Ok, you all think it's just campaign finance reform. Sounds great. Now what are your solution to campaign finance reform, and how likely do you think your solution is likely to happen in current political climate?
Ok, you all think it's just campaign finance reform. Sounds great. Now what are your solution to campaign finance reform, and how likely do you think your solution is likely to happen in current political climate?
Last edited by beanman12345; 2021-01-29 at 07:03 PM.
I think the Mayor/Governor set up would be the toughest item to coordinate. However, I would also be dollars to donuts that they already have a few solid options ready to go.
The biggest issue is the faux constitutional one. D.C. would have to be divided so the Federal Seat of Government remains separate from the remaining people in D.C. And THAT is going to be a tough nut to crack.
First of all, wow - I did not know that at all. Second, not so much. 29% of D.C. is federal, while 28% of the United States is federal land.
However, I still consider your position correct - not because of the numbers, but because I thought all of the District of Columbia was federal land. Which, when I bother to stop and think about it, doesn't make sense. So thank you for that info.
Still, carving it up might be difficult - however, as always, I'm sure they have a plan in place. Or several options.
It would all be a part of the state, with federal land inside. California still has its borders, even though it has millions of acres of federal land, within. At worst, you'd need "easements" (which almost every other state does) for travel between them. The state would control most of the streets, businesses, and neighborhoods. The federal government would have jurisdiction over their property, as well as possible the Potomac (I have no idea how those laws work in other states).
There are many steps and varying solutions. In no particular order:
-Public financing of elections
-Stricter limits on individual/corporate donations
-Matching of small dontations, at 6:1 or higher ratio
-Ban donations by non-individuals to candidates and party PACs
-More transparency laws for all politically active groups/shed a light on dark money
-repeal Citizens United and Buckley v. Valeo
-shorten election season so candidates have to raise less money
-only permit fundraising during election season
Given that the first bill the Democrats passed when they took the House in 2019 included some campaign finance reform...? More likely than term limits.
"We must make our choice. We may have democracy, or we may have wealth concentrated in the hands of a few, but we can't have both."
-Louis Brandeis
I would love to see something like that passed. Perhaps there is a solution that wouldn't involve a Constitutional Amendment - but merely legislation tied to funding (vis a vis the Commerce Clause). Something like Election Modernization Act, include the funding for states, but ONLY if they make the changes. And then tie it to other funding to make sure the States are "motivated" to get it done.

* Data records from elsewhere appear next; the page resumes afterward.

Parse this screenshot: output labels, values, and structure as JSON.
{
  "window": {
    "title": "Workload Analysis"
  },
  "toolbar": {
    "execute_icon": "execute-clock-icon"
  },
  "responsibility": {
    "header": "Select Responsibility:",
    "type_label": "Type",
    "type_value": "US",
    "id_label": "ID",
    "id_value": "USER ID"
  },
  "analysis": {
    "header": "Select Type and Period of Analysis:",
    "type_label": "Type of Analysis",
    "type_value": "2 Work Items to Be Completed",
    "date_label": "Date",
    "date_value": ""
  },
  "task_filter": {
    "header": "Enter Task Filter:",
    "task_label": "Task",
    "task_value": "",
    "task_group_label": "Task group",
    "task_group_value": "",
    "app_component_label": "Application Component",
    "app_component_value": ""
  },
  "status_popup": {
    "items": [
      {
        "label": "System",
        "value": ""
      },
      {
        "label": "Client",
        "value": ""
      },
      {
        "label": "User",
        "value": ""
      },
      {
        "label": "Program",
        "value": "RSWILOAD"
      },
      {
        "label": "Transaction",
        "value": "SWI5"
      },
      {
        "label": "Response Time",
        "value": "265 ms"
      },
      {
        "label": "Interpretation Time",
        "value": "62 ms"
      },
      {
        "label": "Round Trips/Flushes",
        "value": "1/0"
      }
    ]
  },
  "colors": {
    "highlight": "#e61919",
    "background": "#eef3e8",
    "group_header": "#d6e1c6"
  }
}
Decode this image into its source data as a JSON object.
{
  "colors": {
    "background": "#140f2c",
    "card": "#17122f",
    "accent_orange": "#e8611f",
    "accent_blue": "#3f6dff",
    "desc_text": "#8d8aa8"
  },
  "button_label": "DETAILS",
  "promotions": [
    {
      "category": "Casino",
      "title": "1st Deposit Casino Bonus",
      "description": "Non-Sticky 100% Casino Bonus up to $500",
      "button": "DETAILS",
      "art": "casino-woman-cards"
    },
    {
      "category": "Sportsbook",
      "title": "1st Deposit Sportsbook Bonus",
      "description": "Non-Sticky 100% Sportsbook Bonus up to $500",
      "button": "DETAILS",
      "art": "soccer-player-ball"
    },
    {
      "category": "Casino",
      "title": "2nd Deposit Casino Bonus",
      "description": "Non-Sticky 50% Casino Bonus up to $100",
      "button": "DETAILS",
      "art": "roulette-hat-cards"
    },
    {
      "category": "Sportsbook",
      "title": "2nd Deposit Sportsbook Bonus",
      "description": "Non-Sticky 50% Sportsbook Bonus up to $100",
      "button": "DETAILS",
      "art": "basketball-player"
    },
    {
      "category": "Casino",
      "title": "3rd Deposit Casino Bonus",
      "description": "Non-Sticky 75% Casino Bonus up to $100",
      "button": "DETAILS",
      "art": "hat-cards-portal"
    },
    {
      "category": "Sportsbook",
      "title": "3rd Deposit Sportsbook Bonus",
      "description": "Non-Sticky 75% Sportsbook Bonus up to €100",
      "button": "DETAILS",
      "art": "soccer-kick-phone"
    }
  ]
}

*some* campaign finance reform isn't going to stop phone banking with politicians being as bad as it is, and that's if said bills hold up in a 6-3 supreme court. Most of those steps, as said, is pie in the sky in todays current political climate. CU likely needs a constitutional amendment at this point, which yeah good luck. Im not disagreeing that getting to the root of the issue, would be ideal, but it's not happening in any form of a foreseeable future. Term limits aren't either tbf, i'm not argueing for them, but term limits is somewhat of a bandaid to the real problem.

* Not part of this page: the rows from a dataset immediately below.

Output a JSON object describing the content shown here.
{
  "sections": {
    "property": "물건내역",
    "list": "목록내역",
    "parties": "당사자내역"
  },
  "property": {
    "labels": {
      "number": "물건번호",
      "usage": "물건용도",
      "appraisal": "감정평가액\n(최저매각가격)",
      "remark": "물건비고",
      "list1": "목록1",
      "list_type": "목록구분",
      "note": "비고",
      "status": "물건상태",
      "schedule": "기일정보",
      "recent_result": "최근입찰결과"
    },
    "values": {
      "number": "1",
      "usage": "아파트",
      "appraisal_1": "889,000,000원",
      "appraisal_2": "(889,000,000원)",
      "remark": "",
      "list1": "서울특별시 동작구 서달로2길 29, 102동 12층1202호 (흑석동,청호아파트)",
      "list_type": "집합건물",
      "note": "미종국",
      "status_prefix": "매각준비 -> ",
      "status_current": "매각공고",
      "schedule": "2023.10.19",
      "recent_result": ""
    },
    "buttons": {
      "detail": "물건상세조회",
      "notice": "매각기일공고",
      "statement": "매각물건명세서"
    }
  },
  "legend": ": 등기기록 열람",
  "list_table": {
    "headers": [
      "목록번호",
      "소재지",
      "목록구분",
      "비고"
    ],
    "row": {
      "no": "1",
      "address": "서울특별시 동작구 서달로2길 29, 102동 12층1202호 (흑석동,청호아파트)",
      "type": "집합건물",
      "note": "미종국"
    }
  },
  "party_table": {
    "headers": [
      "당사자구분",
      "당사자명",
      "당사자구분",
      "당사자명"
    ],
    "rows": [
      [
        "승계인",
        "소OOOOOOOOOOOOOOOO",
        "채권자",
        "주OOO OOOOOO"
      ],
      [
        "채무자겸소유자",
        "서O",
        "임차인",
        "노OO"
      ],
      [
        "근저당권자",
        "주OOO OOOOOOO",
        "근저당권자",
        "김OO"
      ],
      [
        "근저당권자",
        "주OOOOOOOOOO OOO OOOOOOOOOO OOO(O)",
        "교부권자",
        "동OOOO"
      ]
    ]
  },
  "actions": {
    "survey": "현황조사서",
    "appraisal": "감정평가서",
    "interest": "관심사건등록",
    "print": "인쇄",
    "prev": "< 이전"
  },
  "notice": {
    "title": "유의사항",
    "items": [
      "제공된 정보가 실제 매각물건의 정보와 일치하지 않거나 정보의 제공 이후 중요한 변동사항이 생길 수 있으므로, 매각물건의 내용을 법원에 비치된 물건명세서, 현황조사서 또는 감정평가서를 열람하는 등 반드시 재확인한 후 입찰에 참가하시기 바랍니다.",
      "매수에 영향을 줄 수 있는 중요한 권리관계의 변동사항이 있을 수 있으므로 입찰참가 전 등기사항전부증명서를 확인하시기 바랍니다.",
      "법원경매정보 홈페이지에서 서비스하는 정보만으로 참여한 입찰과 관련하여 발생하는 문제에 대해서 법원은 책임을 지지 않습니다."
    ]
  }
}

There's more than one way to pass a Constitutional Amendment.
It doesn't have to go through Congress (where it would die in committee because it would be directly bad, financially speaking, for those in office), it could be done at the grassroots level, passed through state assemblies (where the politicians take in FAR less in donations, and most have lucrative private sector jobs and state legislature jobs, simultaneously), and ratified that way. It would take longer, and would need extremely broad support among the general population to defeat the avalanche of opposition ad spending, but it is possible.
I don't think it is though. In the absence of any sort of reasonable campaign finance reform (and/or lobbying reforms), I think it could actually make it worse. You think the revolving door is bad now? Imagine if you had a limit of three terms: at any given point, you would have approximately 1/3 of Congress- and the most experienced ones at that- a) unable to be held to account by their voters, and b) actively looking for their next gig. The lobbyists and special interests would be acutely aware of this fact.
I'm just trying to figure out how exactly term limits would stop politicians from phone banking for a quarter to a half of their time- because even if they personally don't need donations due to being term-limited, they are still going to be asked to phone for dollars for the party as a whole- especially since they will be the ones with the longest relationships with donors at that point.
"We must make our choice. We may have democracy, or we may have wealth concentrated in the hands of a few, but we can't have both."
-Louis Brandeis
I provided the link. <shrug> i can't explain why it helps the phone banking problem better then them. It does cause other problems such as lack of experience as you bring up, that there is no doubt. Which is why I'm specifically not argueing for or against term limits, there is no easy answer.
Im so damn confused by this response. I link an argument of people who want limits, you say that's not the answer, that the answer is campaign finance reform, so when I ask how that's done, you say put limits and anything would be welcome. I do agree with the later but confused why you argued the former. maybe a miscommunication on my end though.